Mit nur einem Bruchteil des Engagements im Kampf gegen Covid-19 könnten lebensrettende Fortschritte in der Cholera-Forschung erzielt werden. Eine epidemiologische Überwachung würde die Kartierung von Übertragungsmustern ermöglichen. Neue und innovative diagnostische Tests könnten die Geschwindigkeit, Effizienz und Qualität der Erkennung und Bestätigung von Fällen erhöhen. Und neue oder verbesserte Impfstoffe würden die Verbindung zwischen Notfallmaßnahmen und langfristiger Kontrolle und Prävention stärken.
Die Optimierung des Zeitpunkts und der Dosierung von Impfstoffen ist ebenso wichtig wie das Lernen, wie man Gemeinschaften einbezieht, um sicherzustellen, dass die Bedürfnisse marginalisierter Bevölkerungsgruppen berücksichtigt werden. Um die Behandlung gefährdeter Gemeinschaften zu verändern, müssen die Auswirkungen von Antibiotika auf die Cholera-Übertragung untersucht und verstanden werden, was die Integration der Cholera-Behandlung in das Fallmanagement durch kommunale Gesundheitshelfer ermöglicht – und blockiert.

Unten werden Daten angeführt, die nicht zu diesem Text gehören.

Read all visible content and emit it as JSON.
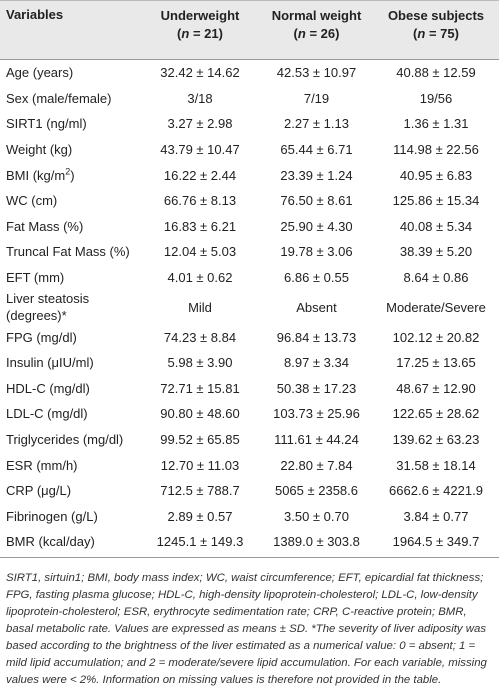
{
  "table": {
    "header": {
      "variables": "Variables",
      "groups": [
        {
          "title": "Underweight",
          "n_open": "(",
          "n_symbol": "n",
          "n_rest": " = 21)"
        },
        {
          "title": "Normal weight",
          "n_open": "(",
          "n_symbol": "n",
          "n_rest": " = 26)"
        },
        {
          "title": "Obese subjects",
          "n_open": "(",
          "n_symbol": "n",
          "n_rest": " = 75)"
        }
      ]
    },
    "rows": [
      {
        "label": "Age (years)",
        "values": [
          "32.42 ± 14.62",
          "42.53 ± 10.97",
          "40.88 ± 12.59"
        ]
      },
      {
        "label": "Sex (male/female)",
        "values": [
          "3/18",
          "7/19",
          "19/56"
        ]
      },
      {
        "label": "SIRT1 (ng/ml)",
        "values": [
          "3.27 ± 2.98",
          "2.27 ± 1.13",
          "1.36 ± 1.31"
        ]
      },
      {
        "label": "Weight (kg)",
        "values": [
          "43.79 ± 10.47",
          "65.44 ± 6.71",
          "114.98 ± 22.56"
        ]
      },
      {
        "label": "BMI (kg/m",
        "label_sup": "2",
        "label_after": ")",
        "values": [
          "16.22 ± 2.44",
          "23.39 ± 1.24",
          "40.95 ± 6.83"
        ]
      },
      {
        "label": "WC (cm)",
        "values": [
          "66.76 ± 8.13",
          "76.50 ± 8.61",
          "125.86 ± 15.34"
        ]
      },
      {
        "label": "Fat Mass (%)",
        "values": [
          "16.83 ± 6.21",
          "25.90 ± 4.30",
          "40.08 ± 5.34"
        ]
      },
      {
        "label": "Truncal Fat Mass (%)",
        "values": [
          "12.04 ± 5.03",
          "19.78 ± 3.06",
          "38.39 ± 5.20"
        ]
      },
      {
        "label": "EFT (mm)",
        "values": [
          "4.01 ± 0.62",
          "6.86 ± 0.55",
          "8.64 ± 0.86"
        ]
      },
      {
        "label": "Liver steatosis (degrees)*",
        "values": [
          "Mild",
          "Absent",
          "Moderate/Severe"
        ]
      },
      {
        "label": "FPG (mg/dl)",
        "values": [
          "74.23 ± 8.84",
          "96.84 ± 13.73",
          "102.12 ± 20.82"
        ]
      },
      {
        "label": "Insulin (μIU/ml)",
        "values": [
          "5.98 ± 3.90",
          "8.97 ± 3.34",
          "17.25 ± 13.65"
        ]
      },
      {
        "label": "HDL-C (mg/dl)",
        "values": [
          "72.71 ± 15.81",
          "50.38 ± 17.23",
          "48.67 ± 12.90"
        ]
      },
      {
        "label": "LDL-C (mg/dl)",
        "values": [
          "90.80 ± 48.60",
          "103.73 ± 25.96",
          "122.65 ± 28.62"
        ]
      },
      {
        "label": "Triglycerides (mg/dl)",
        "values": [
          "99.52 ± 65.85",
          "111.61 ± 44.24",
          "139.62 ± 63.23"
        ]
      },
      {
        "label": "ESR (mm/h)",
        "values": [
          "12.70 ± 11.03",
          "22.80 ± 7.84",
          "31.58 ± 18.14"
        ]
      },
      {
        "label": "CRP (μg/L)",
        "values": [
          "712.5 ± 788.7",
          "5065 ± 2358.6",
          "6662.6 ± 4221.9"
        ]
      },
      {
        "label": "Fibrinogen (g/L)",
        "values": [
          "2.89 ± 0.57",
          "3.50 ± 0.70",
          "3.84 ± 0.77"
        ]
      },
      {
        "label": "BMR (kcal/day)",
        "values": [
          "1245.1 ± 149.3",
          "1389.0 ± 303.8",
          "1964.5 ± 349.7"
        ]
      }
    ],
    "footnote": "SIRT1, sirtuin1; BMI, body mass index; WC, waist circumference; EFT, epicardial fat thickness; FPG, fasting plasma glucose; HDL-C, high-density lipoprotein-cholesterol; LDL-C, low-density lipoprotein-cholesterol; ESR, erythrocyte sedimentation rate; CRP, C-reactive protein; BMR, basal metabolic rate. Values are expressed as means ± SD. *The severity of liver adiposity was based according to the brightness of the liver estimated as a numerical value: 0 = absent; 1 = mild lipid accumulation; and 2 = moderate/severe lipid accumulation. For each variable, missing values were < 2%. Information on missing values is therefore not provided in the table."
  }
}
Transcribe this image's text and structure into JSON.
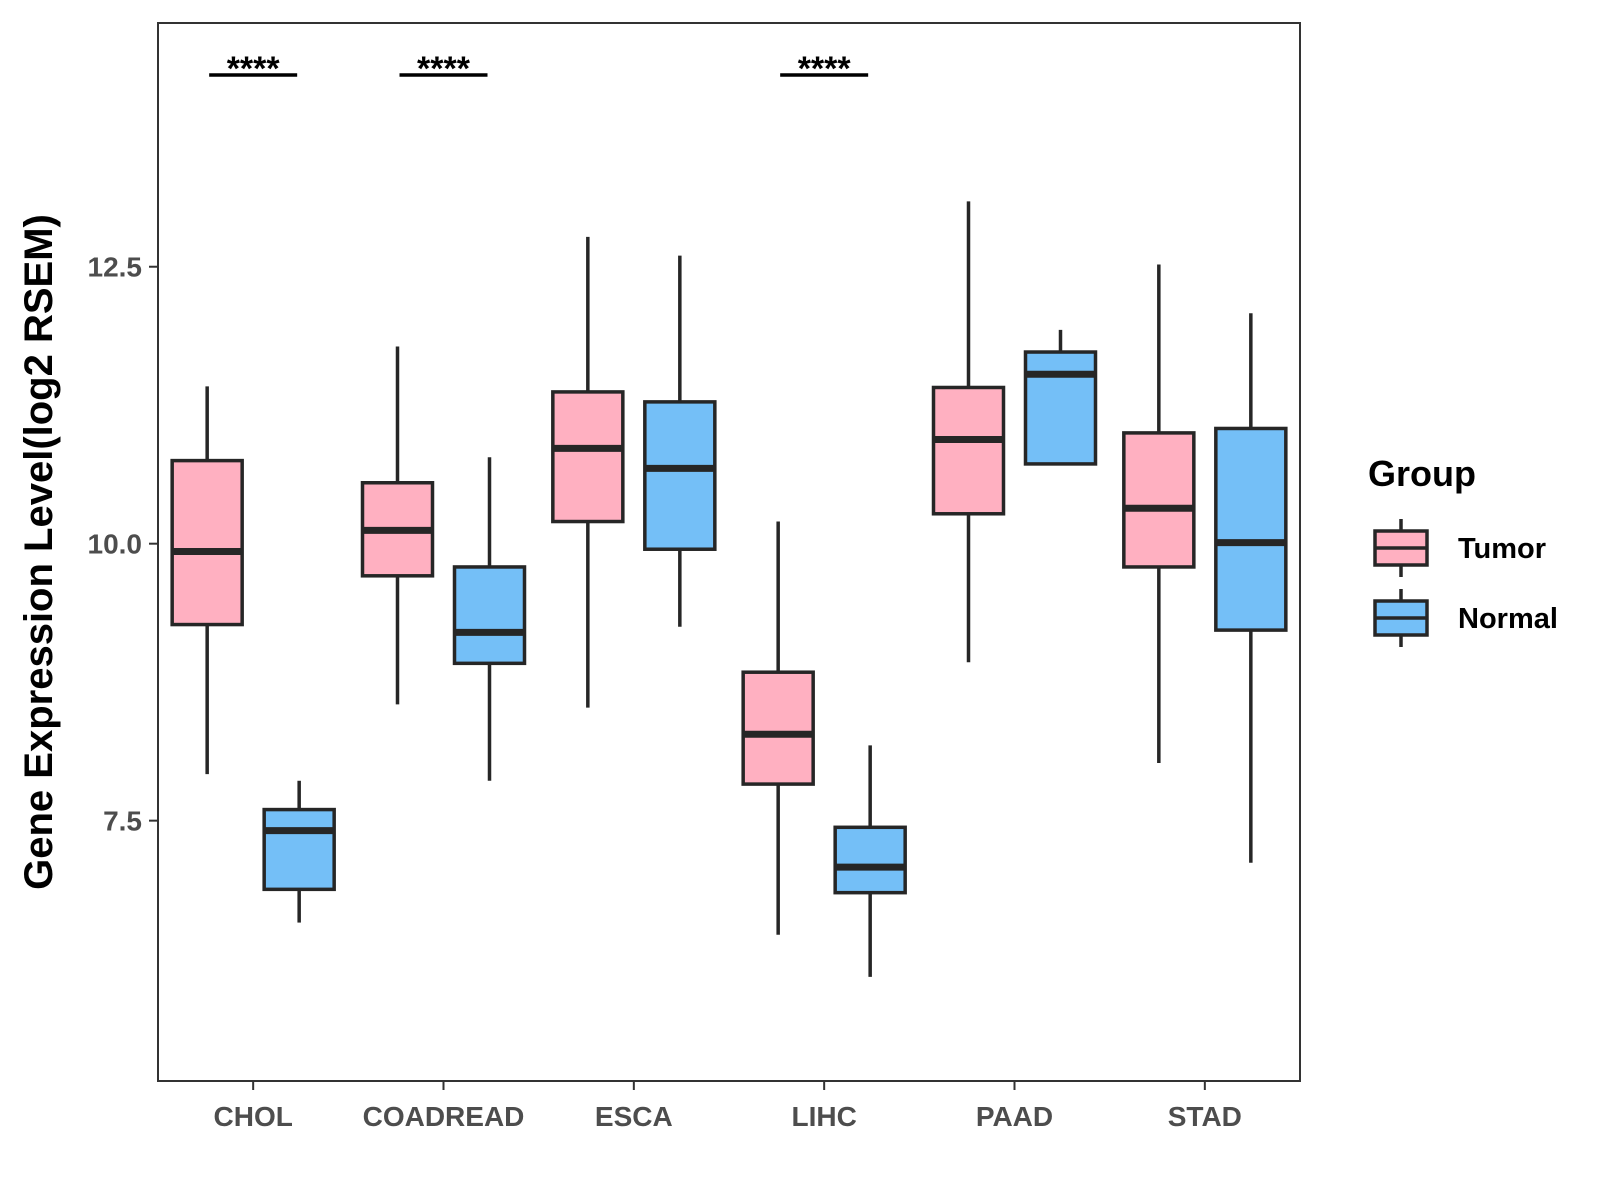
{
  "chart_data": {
    "type": "boxplot",
    "title": "",
    "xlabel": "",
    "ylabel": "Gene Expression Level(log2 RSEM)",
    "ylim": [
      5.15,
      14.7
    ],
    "yticks": [
      7.5,
      10.0,
      12.5
    ],
    "ytick_labels": [
      "7.5",
      "10.0",
      "12.5"
    ],
    "categories": [
      "CHOL",
      "COADREAD",
      "ESCA",
      "LIHC",
      "PAAD",
      "STAD"
    ],
    "legend": {
      "title": "Group",
      "position": "right",
      "entries": [
        {
          "name": "Tumor",
          "color": "#FFB0C1"
        },
        {
          "name": "Normal",
          "color": "#74BFF7"
        }
      ]
    },
    "series": [
      {
        "name": "Tumor",
        "color": "#FFB0C1",
        "boxes": [
          {
            "min": 7.92,
            "q1": 9.27,
            "median": 9.93,
            "q3": 10.75,
            "max": 11.42
          },
          {
            "min": 8.55,
            "q1": 9.71,
            "median": 10.12,
            "q3": 10.55,
            "max": 11.78
          },
          {
            "min": 8.52,
            "q1": 10.2,
            "median": 10.86,
            "q3": 11.37,
            "max": 12.77
          },
          {
            "min": 6.47,
            "q1": 7.83,
            "median": 8.28,
            "q3": 8.84,
            "max": 10.2
          },
          {
            "min": 8.93,
            "q1": 10.27,
            "median": 10.94,
            "q3": 11.41,
            "max": 13.09
          },
          {
            "min": 8.02,
            "q1": 9.79,
            "median": 10.32,
            "q3": 11.0,
            "max": 12.52
          }
        ]
      },
      {
        "name": "Normal",
        "color": "#74BFF7",
        "boxes": [
          {
            "min": 6.58,
            "q1": 6.88,
            "median": 7.41,
            "q3": 7.6,
            "max": 7.86
          },
          {
            "min": 7.86,
            "q1": 8.92,
            "median": 9.2,
            "q3": 9.79,
            "max": 10.78
          },
          {
            "min": 9.25,
            "q1": 9.95,
            "median": 10.68,
            "q3": 11.28,
            "max": 12.6
          },
          {
            "min": 6.09,
            "q1": 6.85,
            "median": 7.08,
            "q3": 7.44,
            "max": 8.18
          },
          {
            "min": 10.72,
            "q1": 10.72,
            "median": 11.53,
            "q3": 11.73,
            "max": 11.93
          },
          {
            "min": 7.12,
            "q1": 9.22,
            "median": 10.01,
            "q3": 11.04,
            "max": 12.08
          }
        ]
      }
    ],
    "annotations": [
      {
        "category": "CHOL",
        "label": "****"
      },
      {
        "category": "COADREAD",
        "label": "****"
      },
      {
        "category": "LIHC",
        "label": "****"
      }
    ]
  }
}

Ausgestattet mit diesem Wissen wären Länder und Gesundheitspartner besser in der Lage, die effektivsten Instrumente und Ansätze auszuwählen, wenn sie ihre nationalen Cholera-Pläne verfolgen. Dies wiederum würde es einfacher machen, zusätzliche Mittel zu akquirieren, was weitere Fortschritte vorantreiben würde.
Wir haben während der Covid-19-Pandemie so viel gelernt. Wir haben auf unsere Gesundheitsbehörden gehört und Maßnahmen ergriffen, um die Ausbreitung des Virus einzudämmen: Gesichtsmasken tragen, soziale Distanzierung praktizieren, unter Quarantäne stellen, uns impfen lassen und uns regelmäßiger die Hände waschen. Wir müssen dieses erhöhte Bewusstsein und diese Dynamik nutzen, um weitere Fortschritte im Bereich der öffentlichen Gesundheit zu erzielen, nicht nur in unseren eigenen Gemeinden, sondern weltweit.
Das bedeutet, andere, viel ältere Geißeln ins Visier zu nehmen. Wir haben die Werkzeuge, die wir brauchen, um die Cholera zu besiegen, aber wir müssen noch die Forschung betreiben, die erforderlich ist, um herauszufinden, wie, wann und wo sie eingesetzt werden können. Nur dann können wir die am stärksten gefährdeten Bevölkerungsgruppen der Welt vor dieser allzu weit verbreiteten Krankheit schützen.
Firdausi Qadri ist Leiter der Abteilung für Mukosale Immunologie und Vakzinologie am International Center for Diarrheal Disease Research in Dhaka. Md. Taufiqul Islam ist stellvertretender Projektkoordinator in der Abteilung für Mukosale Immunologie und Vakzinologie am International Center for Diarrheal Disease Research in Dhaka.